The first Nvidia graphics card to support DX10 was the Geforce 8 series which launched in November 2006, at that time Vista had been released 2 months later January 2007. The Radeon 5800 Series was released in September 2009 and the Windows 7 a month later October 2009, this is the key point for a successful marketing strategy, rely on the future market share of other companies in this example both Nvidia in the end 2006 with Windows Vista and now AMD's evergreen series 5800 with Windows 7. I call it a successful human combo buying habit, not to mention that AMD is doing a better job giving alternative options to its customers. Nvidia with its Geforce 8 series took 6 months to deliver mainstream based products from November 2006(8800GTX) to April 2007(GeForce 8600 GTS). AMD took 1 month releasing the 5700 series, from September 23, 2009 (5800 series) to October 13, 2009 (5700 series). It clearly shows Nvidia's hungry money appetite at that time.

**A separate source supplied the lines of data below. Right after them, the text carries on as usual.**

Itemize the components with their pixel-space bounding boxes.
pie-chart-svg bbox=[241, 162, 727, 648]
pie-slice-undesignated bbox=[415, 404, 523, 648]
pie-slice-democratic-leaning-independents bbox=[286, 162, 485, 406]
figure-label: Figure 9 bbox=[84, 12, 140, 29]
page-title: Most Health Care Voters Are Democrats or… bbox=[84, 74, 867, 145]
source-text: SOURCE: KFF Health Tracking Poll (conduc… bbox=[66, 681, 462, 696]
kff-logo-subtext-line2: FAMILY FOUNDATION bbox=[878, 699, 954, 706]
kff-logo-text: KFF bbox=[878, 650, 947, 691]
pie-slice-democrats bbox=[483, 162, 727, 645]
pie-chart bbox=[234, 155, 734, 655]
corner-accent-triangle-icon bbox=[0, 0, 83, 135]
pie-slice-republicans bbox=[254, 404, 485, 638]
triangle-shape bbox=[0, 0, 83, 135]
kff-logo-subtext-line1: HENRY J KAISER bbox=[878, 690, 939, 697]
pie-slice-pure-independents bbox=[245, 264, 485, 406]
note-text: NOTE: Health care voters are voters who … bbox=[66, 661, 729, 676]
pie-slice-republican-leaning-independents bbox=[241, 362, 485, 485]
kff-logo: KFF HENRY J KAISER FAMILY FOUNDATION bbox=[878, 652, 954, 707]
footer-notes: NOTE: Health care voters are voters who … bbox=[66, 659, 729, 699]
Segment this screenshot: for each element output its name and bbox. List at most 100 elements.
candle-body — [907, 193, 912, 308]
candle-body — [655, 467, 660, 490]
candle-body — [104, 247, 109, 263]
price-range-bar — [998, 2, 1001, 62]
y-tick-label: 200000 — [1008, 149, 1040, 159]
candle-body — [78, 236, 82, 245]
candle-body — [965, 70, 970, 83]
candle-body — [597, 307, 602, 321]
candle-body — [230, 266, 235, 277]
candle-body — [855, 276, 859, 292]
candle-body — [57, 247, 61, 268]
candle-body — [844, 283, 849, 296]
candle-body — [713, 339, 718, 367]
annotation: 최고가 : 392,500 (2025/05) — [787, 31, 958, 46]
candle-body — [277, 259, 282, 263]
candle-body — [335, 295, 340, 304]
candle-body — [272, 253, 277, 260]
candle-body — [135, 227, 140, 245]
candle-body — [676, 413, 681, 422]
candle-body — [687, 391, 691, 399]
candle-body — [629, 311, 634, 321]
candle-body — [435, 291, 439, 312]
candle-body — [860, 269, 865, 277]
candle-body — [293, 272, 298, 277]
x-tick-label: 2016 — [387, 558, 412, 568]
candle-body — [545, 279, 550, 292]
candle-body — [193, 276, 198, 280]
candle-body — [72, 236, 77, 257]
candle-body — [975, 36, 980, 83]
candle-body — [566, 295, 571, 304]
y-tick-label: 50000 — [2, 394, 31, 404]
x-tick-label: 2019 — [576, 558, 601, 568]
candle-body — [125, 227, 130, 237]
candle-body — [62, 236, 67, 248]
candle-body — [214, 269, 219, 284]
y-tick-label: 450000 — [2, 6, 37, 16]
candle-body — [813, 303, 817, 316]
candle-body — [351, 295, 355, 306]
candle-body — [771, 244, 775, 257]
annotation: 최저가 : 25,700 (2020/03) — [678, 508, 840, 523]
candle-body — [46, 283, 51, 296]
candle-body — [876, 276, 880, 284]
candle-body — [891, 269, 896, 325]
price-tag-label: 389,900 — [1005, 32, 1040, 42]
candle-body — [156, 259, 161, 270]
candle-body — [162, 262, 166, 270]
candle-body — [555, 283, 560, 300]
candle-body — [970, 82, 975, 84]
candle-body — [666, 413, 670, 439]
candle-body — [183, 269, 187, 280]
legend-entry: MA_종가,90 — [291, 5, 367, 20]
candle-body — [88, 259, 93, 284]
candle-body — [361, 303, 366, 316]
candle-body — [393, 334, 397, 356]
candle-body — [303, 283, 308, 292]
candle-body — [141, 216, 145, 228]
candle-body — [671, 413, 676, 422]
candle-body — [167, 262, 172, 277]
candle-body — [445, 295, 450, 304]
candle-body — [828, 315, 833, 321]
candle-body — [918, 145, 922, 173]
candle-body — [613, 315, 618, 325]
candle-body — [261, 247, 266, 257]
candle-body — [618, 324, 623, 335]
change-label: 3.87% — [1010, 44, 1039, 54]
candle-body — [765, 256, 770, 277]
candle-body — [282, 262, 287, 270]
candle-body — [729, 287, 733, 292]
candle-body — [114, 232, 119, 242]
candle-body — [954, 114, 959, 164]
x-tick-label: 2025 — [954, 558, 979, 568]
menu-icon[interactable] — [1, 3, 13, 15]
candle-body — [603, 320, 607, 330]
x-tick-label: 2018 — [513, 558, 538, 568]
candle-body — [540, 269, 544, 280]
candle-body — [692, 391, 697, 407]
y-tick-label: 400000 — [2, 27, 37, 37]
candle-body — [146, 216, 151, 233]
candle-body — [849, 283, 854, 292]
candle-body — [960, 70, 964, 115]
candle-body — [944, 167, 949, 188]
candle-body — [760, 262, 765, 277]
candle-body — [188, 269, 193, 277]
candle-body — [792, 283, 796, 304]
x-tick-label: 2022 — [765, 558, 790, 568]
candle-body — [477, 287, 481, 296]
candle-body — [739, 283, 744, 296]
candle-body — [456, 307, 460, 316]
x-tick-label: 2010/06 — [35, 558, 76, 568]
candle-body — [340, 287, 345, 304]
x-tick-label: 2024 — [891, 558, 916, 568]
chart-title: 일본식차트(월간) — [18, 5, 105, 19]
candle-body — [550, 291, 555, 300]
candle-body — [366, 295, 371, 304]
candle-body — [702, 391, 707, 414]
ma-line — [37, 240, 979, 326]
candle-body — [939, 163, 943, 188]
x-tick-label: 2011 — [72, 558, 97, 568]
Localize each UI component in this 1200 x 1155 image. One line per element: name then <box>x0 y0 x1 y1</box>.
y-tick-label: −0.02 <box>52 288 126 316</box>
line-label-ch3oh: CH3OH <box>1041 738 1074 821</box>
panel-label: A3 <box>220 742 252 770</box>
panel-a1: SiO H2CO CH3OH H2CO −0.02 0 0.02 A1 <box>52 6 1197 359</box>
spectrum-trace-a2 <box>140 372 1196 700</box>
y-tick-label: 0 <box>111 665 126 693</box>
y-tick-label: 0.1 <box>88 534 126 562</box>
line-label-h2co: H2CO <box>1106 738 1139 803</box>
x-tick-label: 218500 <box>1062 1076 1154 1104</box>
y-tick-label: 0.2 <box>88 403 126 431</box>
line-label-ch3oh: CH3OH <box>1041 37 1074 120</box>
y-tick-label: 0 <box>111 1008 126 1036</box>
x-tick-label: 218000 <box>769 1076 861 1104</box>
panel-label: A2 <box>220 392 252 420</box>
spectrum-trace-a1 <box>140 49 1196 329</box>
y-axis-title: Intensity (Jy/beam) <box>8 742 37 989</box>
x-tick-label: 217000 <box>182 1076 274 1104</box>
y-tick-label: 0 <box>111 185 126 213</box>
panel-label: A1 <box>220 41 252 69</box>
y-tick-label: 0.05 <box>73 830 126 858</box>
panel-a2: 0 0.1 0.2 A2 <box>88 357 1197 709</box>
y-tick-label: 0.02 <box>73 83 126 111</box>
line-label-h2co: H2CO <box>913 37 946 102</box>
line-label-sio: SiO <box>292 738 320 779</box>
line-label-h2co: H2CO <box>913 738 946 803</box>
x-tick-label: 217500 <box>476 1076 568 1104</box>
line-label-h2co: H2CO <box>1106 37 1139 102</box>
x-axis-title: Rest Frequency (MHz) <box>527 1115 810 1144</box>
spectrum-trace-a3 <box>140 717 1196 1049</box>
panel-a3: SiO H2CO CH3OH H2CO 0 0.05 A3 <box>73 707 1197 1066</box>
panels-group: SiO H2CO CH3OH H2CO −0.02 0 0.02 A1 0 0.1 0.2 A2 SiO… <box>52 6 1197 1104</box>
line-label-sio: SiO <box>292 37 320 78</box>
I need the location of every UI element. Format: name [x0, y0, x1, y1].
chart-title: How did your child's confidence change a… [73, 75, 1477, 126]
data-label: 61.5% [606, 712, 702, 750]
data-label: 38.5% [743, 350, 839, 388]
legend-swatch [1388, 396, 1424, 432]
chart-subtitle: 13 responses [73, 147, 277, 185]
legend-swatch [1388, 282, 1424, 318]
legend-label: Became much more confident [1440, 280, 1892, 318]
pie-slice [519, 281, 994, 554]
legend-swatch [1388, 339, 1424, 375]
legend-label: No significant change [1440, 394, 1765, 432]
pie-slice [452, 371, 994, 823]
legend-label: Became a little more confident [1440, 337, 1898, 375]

I was expecting Fermi to be launched before the Windows 7 again. It looks like something got wrong somewhere. Nvidia does not have any backup plan, if something delays it delays much more than any other company that has backup plans for occasions like this. It looks like AMD graphics division took the lead and its market share only tends to grow.

I'm certain that Nvidia will launch only high end graphic cards to cash in and then after some months mainstream graphic cards.

I still think AMD is overpriced selling its 5xxx series, the 4xxx is a much wiser buy but then again the Win 7 DX11 syndrome is here and real.